Diyalektik, gelişim sürecinin içeriğini, nicel değişimlerin
nitel değişimlere dönüşümünün içeriğini bu karşıtların
mücadelesinin eski ile yeninin, ölmekte olanla doğmakta olanını,
yok olup gidenle gelişenin mücadelesinin oluşturduğunu ileri
sürer.
O
halde diyalektik yöntem, daha alt düzeyden daha üst düzeye
gelişim sürecinin, olguların uyumlu açılması olarak değil,
nesnelerin ve olguların içinde yerleşik çelişkilerin açığa
çıkması olarak, bu çelişkiler temelinde işleyen karşıt
eğilimlerin "mücadelesi" olarak gerçekleştiğini ileri
sürer" (41).
Çelişkilerin
nasıl ele alındığını Engels ve Lenin'in diyalektik üzerine
anlayışlarından hareketle açıklamıştık. Bizi burada
ilgilendiren, Stalin'in 'Marksist diyalektiğin dördüncü ana
özelliği ile neyi ifade ettiğinden ziyade Mao Zedung'un Stalin'e
iftirasıdır.
Mao,
27 Ocak 1957'de bir parti sekreterleri konferansında yaptığı
konuşmada şöyle der:
"Stalin'de
önemli ölçüde metafizik vardı ve birçok kişiye metafiziği
izlemelerini öğretti. Stalin, Sovyetler Birliği Komünist Partisi
(Bolşevik) Kısa
Ders'de
Marksist diyalektiğin dört ana özelliğinin olduğunu söyler.
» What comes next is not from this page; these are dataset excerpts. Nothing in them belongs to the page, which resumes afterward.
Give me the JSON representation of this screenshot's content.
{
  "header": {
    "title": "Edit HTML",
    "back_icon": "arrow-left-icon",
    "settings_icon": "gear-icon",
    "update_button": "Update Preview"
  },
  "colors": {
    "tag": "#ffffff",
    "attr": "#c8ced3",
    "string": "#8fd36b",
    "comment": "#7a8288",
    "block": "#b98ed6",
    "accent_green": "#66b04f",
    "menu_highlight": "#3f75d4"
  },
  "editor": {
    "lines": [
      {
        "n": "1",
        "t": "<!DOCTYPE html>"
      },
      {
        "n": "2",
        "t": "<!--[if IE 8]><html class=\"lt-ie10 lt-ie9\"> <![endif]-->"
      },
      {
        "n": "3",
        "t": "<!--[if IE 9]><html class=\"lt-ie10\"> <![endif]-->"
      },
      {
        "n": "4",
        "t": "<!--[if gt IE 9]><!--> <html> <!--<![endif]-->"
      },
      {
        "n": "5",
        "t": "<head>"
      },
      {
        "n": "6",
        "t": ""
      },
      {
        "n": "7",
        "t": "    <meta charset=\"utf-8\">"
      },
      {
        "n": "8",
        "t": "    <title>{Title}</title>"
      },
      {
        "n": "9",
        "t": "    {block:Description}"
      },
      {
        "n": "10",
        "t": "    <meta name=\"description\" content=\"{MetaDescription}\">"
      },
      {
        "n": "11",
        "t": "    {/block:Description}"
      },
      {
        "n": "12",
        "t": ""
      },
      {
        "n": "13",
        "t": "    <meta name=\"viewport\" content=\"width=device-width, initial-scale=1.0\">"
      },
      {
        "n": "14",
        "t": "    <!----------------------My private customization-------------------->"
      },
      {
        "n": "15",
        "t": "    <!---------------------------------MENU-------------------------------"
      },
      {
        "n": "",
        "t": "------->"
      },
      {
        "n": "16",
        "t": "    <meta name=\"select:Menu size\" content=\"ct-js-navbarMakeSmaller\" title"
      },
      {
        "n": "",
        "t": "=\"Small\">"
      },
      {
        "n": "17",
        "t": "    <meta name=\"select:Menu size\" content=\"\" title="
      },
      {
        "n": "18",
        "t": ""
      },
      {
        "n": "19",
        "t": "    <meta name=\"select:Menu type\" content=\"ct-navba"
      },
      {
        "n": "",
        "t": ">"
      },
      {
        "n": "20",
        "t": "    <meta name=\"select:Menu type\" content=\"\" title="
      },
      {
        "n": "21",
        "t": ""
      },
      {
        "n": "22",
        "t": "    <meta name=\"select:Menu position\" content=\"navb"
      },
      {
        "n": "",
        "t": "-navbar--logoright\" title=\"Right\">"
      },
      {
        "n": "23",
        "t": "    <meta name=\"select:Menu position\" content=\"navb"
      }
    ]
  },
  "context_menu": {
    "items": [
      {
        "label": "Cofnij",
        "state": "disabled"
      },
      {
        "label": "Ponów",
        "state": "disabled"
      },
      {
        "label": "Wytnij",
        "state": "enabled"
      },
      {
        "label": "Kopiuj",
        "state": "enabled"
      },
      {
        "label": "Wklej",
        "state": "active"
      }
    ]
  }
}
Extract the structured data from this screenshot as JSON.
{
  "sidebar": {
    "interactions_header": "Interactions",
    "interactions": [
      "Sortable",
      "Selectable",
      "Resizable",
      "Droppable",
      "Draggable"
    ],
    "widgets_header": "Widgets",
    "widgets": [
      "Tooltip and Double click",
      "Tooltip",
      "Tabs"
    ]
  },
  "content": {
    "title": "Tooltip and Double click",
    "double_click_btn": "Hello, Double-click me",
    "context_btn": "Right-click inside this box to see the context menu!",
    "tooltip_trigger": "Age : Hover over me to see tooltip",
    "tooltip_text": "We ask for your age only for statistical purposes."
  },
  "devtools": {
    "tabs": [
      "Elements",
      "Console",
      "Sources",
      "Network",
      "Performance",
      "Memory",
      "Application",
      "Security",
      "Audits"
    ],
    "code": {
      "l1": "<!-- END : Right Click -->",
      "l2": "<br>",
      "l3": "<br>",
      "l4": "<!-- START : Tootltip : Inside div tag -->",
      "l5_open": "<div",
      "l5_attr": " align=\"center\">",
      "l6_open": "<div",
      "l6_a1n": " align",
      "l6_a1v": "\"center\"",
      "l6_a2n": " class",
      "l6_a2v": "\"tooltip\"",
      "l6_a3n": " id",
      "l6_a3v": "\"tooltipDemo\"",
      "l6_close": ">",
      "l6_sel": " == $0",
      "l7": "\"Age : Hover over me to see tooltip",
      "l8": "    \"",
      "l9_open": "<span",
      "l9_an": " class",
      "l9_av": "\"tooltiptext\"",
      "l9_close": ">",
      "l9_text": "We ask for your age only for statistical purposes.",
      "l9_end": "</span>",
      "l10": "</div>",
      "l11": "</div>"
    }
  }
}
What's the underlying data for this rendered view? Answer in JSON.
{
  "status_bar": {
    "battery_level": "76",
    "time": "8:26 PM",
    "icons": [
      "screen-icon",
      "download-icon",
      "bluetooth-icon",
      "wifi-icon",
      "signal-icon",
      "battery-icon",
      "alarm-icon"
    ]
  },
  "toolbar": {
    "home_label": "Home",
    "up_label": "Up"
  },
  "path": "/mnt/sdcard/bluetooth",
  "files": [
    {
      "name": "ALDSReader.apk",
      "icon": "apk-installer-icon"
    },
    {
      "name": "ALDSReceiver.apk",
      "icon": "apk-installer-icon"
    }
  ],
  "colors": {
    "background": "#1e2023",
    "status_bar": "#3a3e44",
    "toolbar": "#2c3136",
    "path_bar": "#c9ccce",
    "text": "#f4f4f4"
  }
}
Stalin, birinci özellik olarak şeylerin birbirleriyle olan
ilişkilerini ele alırken, bundan, sanki şeyler nedensiz olarak
birbirleriyle ilişkiliymiş gibi söz eder. Peki o zaman, birbiriyle
ilişkili olan nedir? Birbiriyle ilişkili olan, bir
şeyin birbiriyle
çelişen iki yönüdür. Her
şeyin birbiriyle
çelişen iki yönü vardır. Diyalektiğin dördüncü özelliği
ile ilgili olarak
da bütün şeylerde var olan iç
çelişmeden söz eder,
ama sonra da, zıtların birliğinden hiç söz etmeksizin, sadece
zıtların mücadelesini ele alır. Diyalektiğin temel yasası olan
zıtların birliğine göre, hem birbirlerini karşılıklı olarak
dışarıda
bırakan, hem de birbirleriyle
ilişkili olan ve belli koşullarda birbirlerine dönüşen karşıtlar
arasında hem mücadele hem de birlik vardır.
Stalin'in
bakış açısı, Sovyetler Birliği'nde derlenen kısa Felsefe
Sözlüğü'nün dördüncü baskısındaki 'özdeşlik'
maddesine de
yansımıştır. Orada şöyle deniyor: 'Savaş ile barış,
burjuvazi ile proletarya, hayat ile ölüm ve buna benzer diğer
olgular arasında özdeşlik olamaz, çünkü bunlar temelden
birbirlerinin
karşıtıdırlar ve birbirlerini karşılıklı olarak dışarıda
bırakırlar'. Başka bir deyişle, birbirlerine temelden karşıt
olan bu olgular arasında Marksist anlamda özdeşlik yoktur; tersine
bunlar sadece birbirlerini karşılıklı olarak dışarıda
bırakırlar; birbirleriyle ilişkili değillerdir ve belli
koşullarda birbirlerine dönüşemezler. Bu yorum tamamen
yanlıştır...
Eğer
hayat ve ölüm birbirlerine dönüşmüyorsa, o zaman söyleyin
bakalım yaşayan şeyler nereden gelir? Başlangıçta yeryüzünde
sadece cansız maddeler vardı, yaşayan şeyler ise çok sonraları,
cansız maddeden, yani ölü maddeden dönüşerek ortaya çıktılar.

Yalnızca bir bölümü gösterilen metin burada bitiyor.